• U.S.

RELIEF: Works as Well as Workers

3 minute read
TIME

As fiscal 1939 last week entered its final month, the necessity for carrying Relief on into fiscal 1940 loomed nearer and larger to an Appropriations subcommittee of the House. In his last message on the subject (TIME, May 8), Franklin Roosevelt asked for $1,477,000,000 to carry an average of 2,000,000 workers on WPA (mostly manual labor) through the coming year. For PWA (heavy construction works) he asked nothing this time. In the weeks that have passed since that message, Mr. Roosevelt’s hopes for an upturn in the capital goods industries have dwindled. Beside the picture of 11,000,000 idle workers has persisted a picture of billions of idle dollars. More & more public spending, in the absence of private investment, is known to be Mr. Roosevelt’s sorcery against this old nightmare, as always before. Last week, therefore, observers were not surprised to see his Secretary of the Interior, “Honest Harold” Ickes.- master of PWA, appear on Capitol Hill before the Relief bill subcommittee.

Alabama’s Representative Joe Starnes drafted a bill some months ago to give PWA another $500,000,000 in fiscal 1940. Since then PWA has been “reorganized,” along with WPA, USHA and several other agencies, into a new Federal Works Agency (effective July 1). Not the Starnes bill, but a PWA allotment of similar size out of the money it was going to vote for WPA, was what seemed to be in the subcommittee’s mind. Two reasons, besides Mr. Roosevelt’s renewed urge to “invest” in public works, guided the subcommittee in this direction: discovery of items in WPA’s proposed budget (the first ever submitted to Congress in itemized form) which could be shaved or excised; uneasiness about the efficiency of WPA’s handling of large projects and about its executive set-up (last week the committee, having found $21,000,000 could be knocked out of WPA’s $71,000,000 list of administrative costs & materials, talked of having the General Accounting Office audit all WPA expenditures in at least one sample past year). Another reason: when PWA builds something in his community a Congressman can point and say, “I got you that, folks.” You can’t point to a pile of WPA-raked leaves.

The Master of PWA made a fine witness in his own behalf. He could report that, after allotting before last January 1 all the $965,000,000 given him for fiscal 1939, he still had on hand 2,800 projects approved as feasible and suitable for PWA to undertake. He could report that of all the hundreds of millions loaned by PWA to States and municipalities, only $5,000,000 or 4/5% had been defaulted. Meantime, PWA had made $12,000,000 by selling at premium local bonds put up as loan collateral. Better than 80% of all bond issues proposed to local voters to pay their share (usually 55%) of PWA project costs, had been duly voted.
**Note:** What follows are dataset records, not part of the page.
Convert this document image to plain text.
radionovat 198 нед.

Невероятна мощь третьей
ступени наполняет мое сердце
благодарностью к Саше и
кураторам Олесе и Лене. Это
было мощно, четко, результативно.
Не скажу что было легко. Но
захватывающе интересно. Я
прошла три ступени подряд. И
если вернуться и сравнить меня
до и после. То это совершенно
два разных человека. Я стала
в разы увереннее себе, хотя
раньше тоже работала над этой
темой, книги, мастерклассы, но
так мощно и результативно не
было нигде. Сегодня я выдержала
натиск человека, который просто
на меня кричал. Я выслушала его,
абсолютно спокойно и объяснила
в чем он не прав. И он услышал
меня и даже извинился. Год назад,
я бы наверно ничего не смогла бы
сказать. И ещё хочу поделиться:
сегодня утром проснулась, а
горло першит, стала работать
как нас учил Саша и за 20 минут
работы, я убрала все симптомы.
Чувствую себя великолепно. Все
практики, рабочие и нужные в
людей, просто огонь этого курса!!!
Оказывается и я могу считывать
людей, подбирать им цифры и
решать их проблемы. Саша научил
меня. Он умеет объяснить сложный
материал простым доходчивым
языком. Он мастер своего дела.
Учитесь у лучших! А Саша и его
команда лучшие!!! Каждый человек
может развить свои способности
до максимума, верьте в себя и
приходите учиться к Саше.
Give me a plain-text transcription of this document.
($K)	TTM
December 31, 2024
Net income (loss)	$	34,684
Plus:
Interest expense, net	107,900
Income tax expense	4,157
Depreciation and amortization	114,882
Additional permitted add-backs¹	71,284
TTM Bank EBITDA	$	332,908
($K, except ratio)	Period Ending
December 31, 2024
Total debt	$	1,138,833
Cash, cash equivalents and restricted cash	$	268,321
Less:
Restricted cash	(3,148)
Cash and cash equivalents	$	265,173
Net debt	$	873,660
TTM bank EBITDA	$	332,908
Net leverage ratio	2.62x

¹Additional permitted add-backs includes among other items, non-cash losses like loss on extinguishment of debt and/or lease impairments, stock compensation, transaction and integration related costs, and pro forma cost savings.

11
Applauded the committee’s chairman (Colorado’s Taylor): “A marvelous record!”

Lest advocates of WPA, most of whose money goes straight into workers’ pockets, think that PWA is gravy only for contractors and material supply men, Harold Ickes took occasion to mention, in a public letter to Franklin Roosevelt last week, that in six years the workmen employed on PWA projects pocketed $1,205,452,000 in wages.

* Who this week started a draft-Roosevelt-in-1940 movement by bluntly announcing (in Look, pictorial weekly): “I want Roosevelt for a third term.”